General characteristics
- Class & type: S-class submarine
- Displacement: 842 long tons (856 t) surfaced; 990 long tons (1,010 t) submerged;
- Length: 217 ft (66.1 m)
- Beam: 23 ft 9 in (7.2 m)
- Draught: 14 ft 8 in (4.5 m)
- Installed power: 1,900 bhp (1,400 kW) (diesel); 1,300 hp (970 kW) (electric);
- Propulsion: 2 × diesel engines; 2 × electric motors;
- Speed: 15 knots (28 km/h; 17 mph) surfaced; 10 knots (19 km/h; 12 mph) submerged;
- Range: 6,000 nmi (11,000 km; 6,900 mi) at 10 knots (19 km/h; 12 mph) surface; 120 nmi (220 km; 140 mi) at 3 knots (5.6 km/h; 3.5 mph) submerged
- Test depth: 300 feet (91.4 m)
- Complement: 48
- Armament: 7 × 21 in (533 mm) torpedo tubes (6 bow, 1 stern); 1 × 3-inch (76 mm) deck gun;

= HMS Spark =

Submarine of the Royal Navy

HMS Spark (pennant number P236) was a S-class submarine of the third batch built for the Royal Navy during World War II. She survived the war and was scrapped in 1950.

==Design and description==
The third batch was slightly enlarged and improved over the preceding second batch of the S-class. The submarines had a length of 217 ft overall, a beam of 23 ft 9 in and a draught of 14 ft 8 in. They displaced 842 LT on the surface and 990 LT submerged. The S-class submarines had a crew of 48 officers and ratings. They had a diving depth of 300 ft.

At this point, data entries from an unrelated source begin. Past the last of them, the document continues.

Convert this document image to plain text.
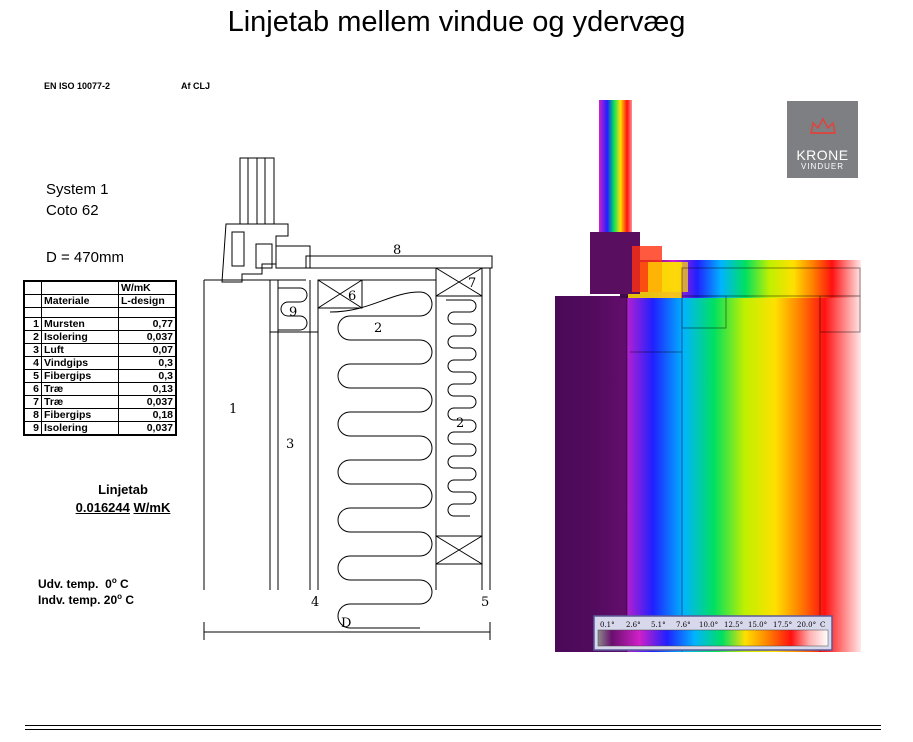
Linjetab mellem vindue og ydervæg
EN ISO 10077-2	Af CLJ
System 1
Coto 62
D = 470mm
		W/mK
	Materiale	L-design

1	Mursten	0,77
2	Isolering	0,037
3	Luft	0,07
4	Vindgips	0,3
5	Fibergips	0,3
6	Træ	0,13
7	Træ	0,037
8	Fibergips	0,18
9	Isolering	0,037
Linjetab
0.016244 W/mK
Udv. temp. 0$^o$ C
Indv. temp. 20$^o$ C
1
2
2
3
4	5
6
7
8
9
D	0.1° 2.6° 5.1° 7.6° 10.0° 12.5° 15.0° 17.5° 20.0° C
KRONE
VINDUER
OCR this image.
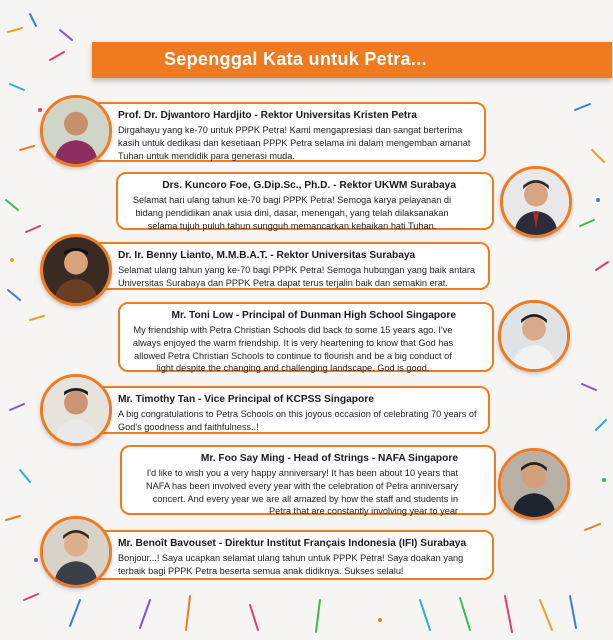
Sepenggal Kata untuk Petra...
Prof. Dr. Djwantoro Hardjito - Rektor Universitas Kristen Petra
Dirgahayu yang ke-70 untuk PPPK Petra! Kami mengapresiasi dan sangat berterima kasih untuk dedikasi dan kesetiaan PPPK Petra selama ini dalam mengemban amanat Tuhan untuk mendidik para generasi muda.
Drs. Kuncoro Foe, G.Dip.Sc., Ph.D. - Rektor UKWM Surabaya
Selamat hari ulang tahun ke-70 bagi PPPK Petra! Semoga karya pelayanan di bidang pendidikan anak usia dini, dasar, menengah, yang telah dilaksanakan selama tujuh puluh tahun sungguh memancarkan kebaikan hati Tuhan.
Dr. Ir. Benny Lianto, M.M.B.A.T. - Rektor Universitas Surabaya
Selamat ulang tahun yang ke-70 bagi PPPK Petra! Semoga hubungan yang baik antara Universitas Surabaya dan PPPK Petra dapat terus terjalin baik dan semakin erat.
Mr. Toni Low - Principal of Dunman High School Singapore
My friendship with Petra Christian Schools did back to some 15 years ago. I've always enjoyed the warm friendship. It is very heartening to know that God has allowed Petra Christian Schools to continue to flourish and be a big conduct of light despite the changing and challenging landscape. God is good.
Mr. Timothy Tan - Vice Principal of KCPSS Singapore
A big congratulations to Petra Schools on this joyous occasion of celebrating 70 years of God's goodness and faithfulness..!
Mr. Foo Say Ming - Head of Strings - NAFA Singapore
I'd like to wish you a very happy anniversary! It has been about 10 years that NAFA has been involved every year with the celebration of Petra anniversary concert. And every year we are all amazed by how the staff and students in Petra that are constantly involving year to year
Mr. Benoît Bavouset - Direktur Institut Français Indonesia (IFI) Surabaya
Bonjour...! Saya ucapkan selamat ulang tahun untuk PPPK Petra! Saya doakan yang terbaik bagi PPPK Petra beserta semua anak didiknya. Sukses selalu!
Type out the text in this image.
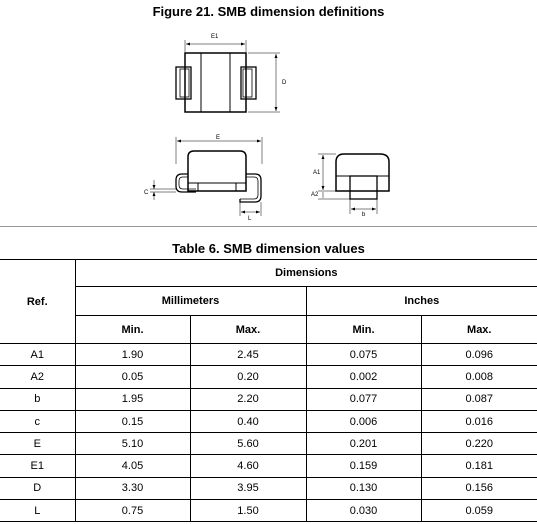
Figure 21. SMB dimension definitions
E1
D
E
C
L
A1
A2
b
Table 6. SMB dimension values
Ref.	Dimensions			
	Millimeters		Inches	
	Min.	Max.	Min.	Max.
A1	1.90	2.45	0.075	0.096
A2	0.05	0.20	0.002	0.008
b	1.95	2.20	0.077	0.087
c	0.15	0.40	0.006	0.016
E	5.10	5.60	0.201	0.220
E1	4.05	4.60	0.159	0.181
D	3.30	3.95	0.130	0.156
L	0.75	1.50	0.030	0.059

For surface running, the boats were powered by two 950 bhp diesel engines, each driving one propeller shaft. When submerged each propeller was driven by a 650 hp electric motor. They could reach 15 kn on the surface and 10 kn underwater. On the surface, the third batch boats had a range of 6000 nmi at 10 kn and 120 nmi at 3 kn submerged.

The boats were armed with seven 21 inch (533 mm) torpedo tubes. A half-dozen of these were in the bow and there was one external tube in the stern. They carried six reload torpedoes for the bow tubes for a grand total of thirteen torpedoes. Twelve mines could be carried in lieu of the internally stowed torpedoes. They were also armed with a 3-inch (76 mm) deck gun.

==Construction and career==
HMS Spark was built by Scotts, of Greenock and launched on 28 December 1943. Thus far she has been the only ship of the Royal Navy to bear the name Spark. She survived the Second World War, spending between December 1944 and July 1945 with the Eastern Fleet, arriving at Trincomalee on 21 October 1944. She went on to sink two Japanese sailing vessels, three Japanese coasters, a barge and a tug. Another coaster was forced ashore on Panjang Island. Spark was attacked by an enemy escort which dropped sixteen depth charges, but managed to escape damage. She returned to the UK in October 1945. She was sold on 28 October 1949. Spark was broken up at Faslane in October 1950.

Spark acted as tow for the midget submarine XE-1, which was assigned to attack the Japanese heavy cruiser in Singapore Harbour as part of Operation Struggle.